Taylor, who has backed the right of Evans to return to football after the striker was released on licence after serving half of a five-year sentence, was attempting to make a point about miscarriages of justice when he made the crass comparison.
“He wouldn’t be the first person or persons to be found guilty and maintain their innocence and then been proven right,” he told the BBC. “If we’re talking about things in football we know what happened, what was alleged to have happened, at Hillsborough and it’s now unravelling and we’re finding it was very different to how it was portrayed at the time, indeed by the police at the time.”
By mentioning the disaster that killed 96 people attending the Liverpool v Nottingham Forest FA Cup semi-final in April 1989 in the same context as Evans’ protestations of innocence and the referral of his case to the Criminal Cases Review Commission, Taylor provoked a furious response on Twitter, with calls for him to quit.
After the report of the Hillsborough Independent Panel into the disaster, the high court ordered a new inquest.

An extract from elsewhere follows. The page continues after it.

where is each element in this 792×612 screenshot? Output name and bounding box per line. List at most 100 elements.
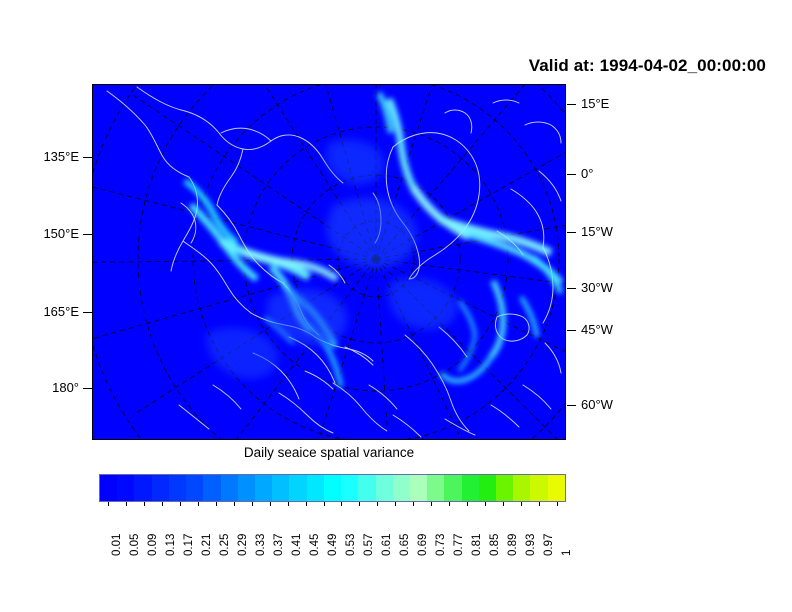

That inquest is ongoing in Warrington before the coroner Lord Justice Goldring, with families of those who were killed attending to sit through the evidence.
Taylor said that Evans had been left in a “very difficult situation” following Oldham Athletic’s decision not to sign the former Sheffield United striker.
Evans has maintained his innocence since being found guilty of rape in April 2012 following a night out in Rhyl but expressed an element of contrition for the first time in a statement released on Thursday as it emerged Oldham Athletic would not be signing him.
“He’s been put through a wringer and the moment you show sympathy for Ched, everybody will say: ‘What about the other parties concerned?’ And that’s why I’m making the point that nobody is forgetting them,” said Taylor. “He’s looking to keep himself fit at the moment. This Oldham situation’s not made things any better for him, so it may well take some time now.
“But he is a human being, he is one of our members, and we are a civilised society and the rule of law is about having done your time, and he’s been asked to show some remorse which, he’s always been in the hands of lawyers when it’s very delicate on the things he’s said, and every word has to be checked, because of the situation he’s in.”
Taylor has been chief executive of the PFA since 1981 and has been the forthright public face of the organisation for most of that time. He has consistently argued that Evans deserves the right to return to football.